在部分场景下,ray/spark 作业可能需要消耗比较大规格的资源来运行作业。从资源调度角度来看,当您没有配置诸如(反)亲和性等设置时,k8s 默认调度器会默认采用最小化Pod数量、平衡资源使用、优先使用最空闲的节点等策略保证调度的公平性。这种基于公平的调度可能会导致一些场景下出现资源碎片的问题,即全集群总资源足够,但是由于 pod 的 placement 不够合理而导致大作业饥饿。一个典型场景示例如下图所示:
集群当前资源使用及 pod 分布如下:
此时如果需要调度 2 个 6C 24Gi 的pod,则由于内存余量原因,只有节点 2 会成功调度到 1 个 pod 而剩余 1 个 pod 处于 Pending 状态。但是从资源总量来看,所有 pod 应该是可以调度成功的:
总量:24C 96Gi 需要:2C8G * 2 + 1C4Gi*3 + 6C24Gi * 2 = 19C 76Gi
在这类场景下,我们需要通过优先级等能力来动态调整资源分配以便能避免类似的资源碎片问题。

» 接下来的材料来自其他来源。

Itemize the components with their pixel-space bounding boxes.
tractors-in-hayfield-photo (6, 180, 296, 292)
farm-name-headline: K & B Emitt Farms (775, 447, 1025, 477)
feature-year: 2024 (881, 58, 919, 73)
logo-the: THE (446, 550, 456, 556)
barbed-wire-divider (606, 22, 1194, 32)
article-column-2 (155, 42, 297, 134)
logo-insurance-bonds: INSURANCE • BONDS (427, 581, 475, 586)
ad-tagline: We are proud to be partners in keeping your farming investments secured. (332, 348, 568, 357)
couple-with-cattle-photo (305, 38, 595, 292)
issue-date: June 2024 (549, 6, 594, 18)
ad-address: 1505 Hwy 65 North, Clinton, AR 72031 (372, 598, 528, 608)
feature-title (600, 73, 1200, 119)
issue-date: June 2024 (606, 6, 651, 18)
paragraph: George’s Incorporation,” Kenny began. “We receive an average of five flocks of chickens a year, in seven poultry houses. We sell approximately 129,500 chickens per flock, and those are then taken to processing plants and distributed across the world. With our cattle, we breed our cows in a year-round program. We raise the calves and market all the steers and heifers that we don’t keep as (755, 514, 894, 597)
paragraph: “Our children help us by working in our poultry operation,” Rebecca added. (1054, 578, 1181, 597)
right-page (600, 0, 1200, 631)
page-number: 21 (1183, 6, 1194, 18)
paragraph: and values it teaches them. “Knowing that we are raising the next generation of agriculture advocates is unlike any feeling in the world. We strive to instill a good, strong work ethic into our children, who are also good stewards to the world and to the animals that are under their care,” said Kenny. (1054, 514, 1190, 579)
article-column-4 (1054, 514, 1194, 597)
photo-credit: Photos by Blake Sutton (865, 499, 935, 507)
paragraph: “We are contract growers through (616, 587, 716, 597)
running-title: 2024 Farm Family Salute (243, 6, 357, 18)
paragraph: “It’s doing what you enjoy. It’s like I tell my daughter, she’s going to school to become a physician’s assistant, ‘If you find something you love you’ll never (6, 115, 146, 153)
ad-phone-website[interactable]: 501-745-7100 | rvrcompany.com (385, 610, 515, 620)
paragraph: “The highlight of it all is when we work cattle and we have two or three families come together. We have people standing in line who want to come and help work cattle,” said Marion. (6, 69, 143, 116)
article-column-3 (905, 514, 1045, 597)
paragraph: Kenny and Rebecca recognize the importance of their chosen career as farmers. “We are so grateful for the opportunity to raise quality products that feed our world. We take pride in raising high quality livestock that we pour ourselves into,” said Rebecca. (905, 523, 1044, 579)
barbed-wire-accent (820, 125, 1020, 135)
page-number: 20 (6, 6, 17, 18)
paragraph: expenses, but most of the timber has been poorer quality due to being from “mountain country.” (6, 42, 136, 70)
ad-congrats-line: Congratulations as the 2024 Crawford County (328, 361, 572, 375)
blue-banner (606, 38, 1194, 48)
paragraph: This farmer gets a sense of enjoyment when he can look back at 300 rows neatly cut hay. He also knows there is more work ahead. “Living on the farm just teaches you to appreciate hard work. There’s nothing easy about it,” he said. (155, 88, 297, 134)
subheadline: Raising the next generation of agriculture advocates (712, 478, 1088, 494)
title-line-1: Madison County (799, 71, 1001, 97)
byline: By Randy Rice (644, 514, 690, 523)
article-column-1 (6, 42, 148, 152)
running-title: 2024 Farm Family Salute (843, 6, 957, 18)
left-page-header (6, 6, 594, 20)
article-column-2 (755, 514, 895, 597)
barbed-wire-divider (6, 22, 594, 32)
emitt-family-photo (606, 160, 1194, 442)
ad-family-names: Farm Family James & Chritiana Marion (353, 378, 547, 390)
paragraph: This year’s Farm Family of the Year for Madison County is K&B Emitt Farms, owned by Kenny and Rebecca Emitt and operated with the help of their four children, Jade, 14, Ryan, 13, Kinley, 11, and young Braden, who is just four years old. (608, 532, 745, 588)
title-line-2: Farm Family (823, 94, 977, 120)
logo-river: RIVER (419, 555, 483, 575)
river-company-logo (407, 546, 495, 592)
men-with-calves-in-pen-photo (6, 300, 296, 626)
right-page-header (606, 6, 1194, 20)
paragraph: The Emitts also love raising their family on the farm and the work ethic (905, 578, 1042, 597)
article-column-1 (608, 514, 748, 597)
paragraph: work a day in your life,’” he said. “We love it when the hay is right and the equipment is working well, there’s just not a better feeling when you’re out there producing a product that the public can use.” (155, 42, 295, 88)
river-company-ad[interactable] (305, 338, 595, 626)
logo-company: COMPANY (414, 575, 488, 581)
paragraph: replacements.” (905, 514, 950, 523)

在默认情况下,EMR 集群及其他 Pod 的优先级为 0。我们可以对高优先级、资源消耗较大的 Pod 设置高优先级,以便 K8S 调度器可以通过驱逐等方式满足所有 Pod 的部署要求。
apiVersion: scheduling.k8s.io/v1 kind: PriorityClass metadata: name: high-priority value: 1000000 globalDefault: false description: "This priority class should be used for high priority pods."
使用 kubectl apply 命令提交上述 yaml 创建。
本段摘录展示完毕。